Por: Sandra Peñaherrera
El pasado 11 de marzo de 2020, la Organización Mundial de la Salud (OMS) a través de su Director Tedros Adhanom declaró al COVID-19 como una pandemia debido principalmente a sus graves niveles de propagación que se ha expandido en alrededor de 188 países, dejando como cifras oficiales hasta el día de hoy 588.000 casos y 27.000 personas fallecidas, lo más alarmante de esta situación se relaciona al alto grado de inacción por parte de los Estados.
En el Ecuador a la fecha se registran 1627 casos y 41 personas fallecidas, las cifras no solo revelan una deficiente infraestructura sanitaria sino además una inadecuada gestión en la administración pública, devenida de la ausencia de políticas públicas en el ámbito de la salud para enfrentar la epidemia que era inminente.
Frente a esta realidad, el impacto social de la pandemia que ha afectado de manera directa a los sectores más empobrecidos del país, afectando inexorablemente a las mujeres que suman aproximadamente el 50% de la población total ya que gran parte de este porcentaje dedican sus actividades al trabajo doméstico y al cuidado; es decir, actividades no remuneradas, otro porcentaje inferior se dedican al comercio y de cuenta propia lo que significa que viven del día a día, generando precariedad a sus condiciones de vida, porque además son mujeres que carecen de seguridad social y de un ingreso fijo.
Es necesario hacer un análisis de un hecho concreto y es el que la mayoría de los trabajadores del sector de la salud son mujeres, ubicándolas en una situación de alto riesgo, son médicos, enfermeras, laboratoristas, administradoras, auxiliares de limpieza, son guerreras en primera fila; dan la cara al COVID-19 aun arriesgando su propia vida, pero además son hijas, hermanas, esposas, madres, son seres humanos que merecen el reconocimiento de todo un país y requieren contar con las condiciones sanitarias dignas para hacer de su trabajo menos tedioso, deben disponer del equipo de protección personal que las prevenga de posibles contagios, elementos que en los últimos días ha sido casi nulo y que ha convulsionado en un estado de profundo estrés para nuestras heroínas de batas blancas, sus demandas son justas exigen del Gobierno Nacional la atención obligatoria para cumplir con su trabajo en mejores condiciones, con plena conciencia de que a pesar de la prevención los contagios puede ser inevitables.
Hoy más que nunca debemos colocar las demandas y necesidades de las mujeres; en especial, de aquellas que brindan atención a los enfermos, contagiados y a quienes se encuentran en cercos epidemiológicos e incorporar las demandas y necesidades de los más necesitados, de quienes viven en pobreza y extrema pobreza, demostrar el liderazgo para poner al centro de las respuestas y acciones efectivas contra el COVID-19.
La pandemia ha configurado un escenario adverso, difícil y doloroso sin embargo parafraseo en este momento lo cantado por Mercedes Sosa: “Gracias a la vida que me ha dado tanto, me ha dado la risa y me ha dado el llanto, así yo distingo dicha de quebranto, los dos materiales que forman mi canto y el canto de ustedes que es el mismo canto y el canto de todos que es mi propio canto” me atrevo a pesar de cuanto nos duele la enfermedad y la muerte, proponer que la esperanza es lo último que se pierde; gracias a la vida, porque la vida vencerá, con la unidad y la solidaridad de los pobres, de los explotados, de los de abajo, de quienes siempre arrimamos el hombro para ayudarnos, desde nuestra condición de clase.
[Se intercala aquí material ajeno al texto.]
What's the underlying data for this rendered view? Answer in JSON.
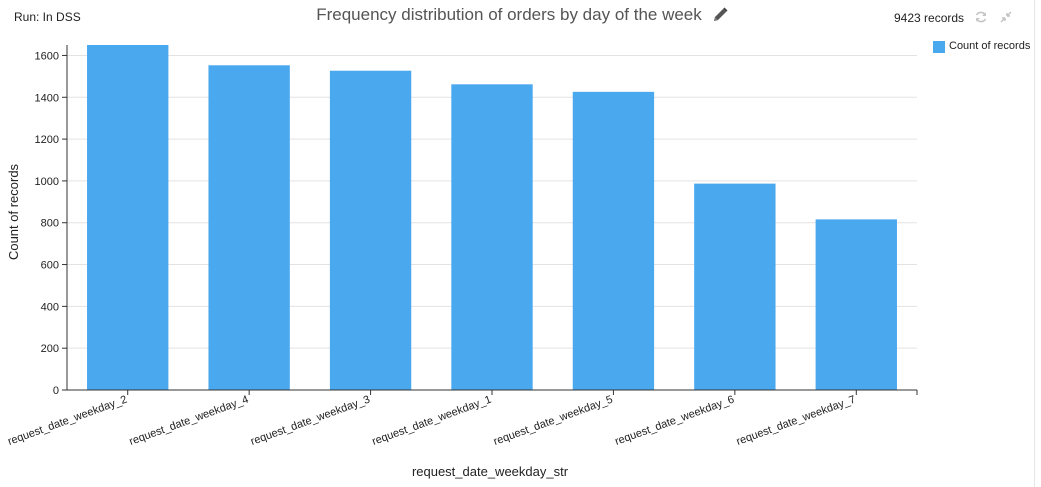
{
  "header": {
    "run_label": "Run: In DSS",
    "title": "Frequency distribution of orders by day of the week",
    "records": "9423 records"
  },
  "icons": {
    "edit": "pencil-icon",
    "refresh": "refresh-icon",
    "collapse": "collapse-icon"
  },
  "legend": {
    "label": "Count of records",
    "color": "#4aa8ef"
  },
  "chart_data": {
    "type": "bar",
    "categories": [
      "request_date_weekday_2",
      "request_date_weekday_4",
      "request_date_weekday_3",
      "request_date_weekday_1",
      "request_date_weekday_5",
      "request_date_weekday_6",
      "request_date_weekday_7"
    ],
    "series": [
      {
        "name": "Count of records",
        "values": [
          1652,
          1553,
          1527,
          1462,
          1426,
          987,
          816
        ]
      }
    ],
    "title": "Frequency distribution of orders by day of the week",
    "xlabel": "request_date_weekday_str",
    "ylabel": "Count of records",
    "ylim": [
      0,
      1650
    ],
    "yticks": [
      0,
      200,
      400,
      600,
      800,
      1000,
      1200,
      1400,
      1600
    ],
    "grid": true,
    "legend_position": "top-right",
    "bar_color": "#4aa8ef"
  }
}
No todo ha sido negativo, en los días de COVID-19 hay menos contaminación, menos propagación de dióxido de carbono, los mares y los ríos son más trasparentes, hay menos consumo, se han evidenciado demostraciones de unidad, de solidaridad, de creatividad para enfrentar la cuarentena y derrotar el brote. Somos vida, somos resistencia, con la unidad de todas y todos, superaremos esta crisis, como hemos superado episodios difíciles en la historia de nuestro país, pues somos un pueblo valiente que no se rinde ante las adversidades.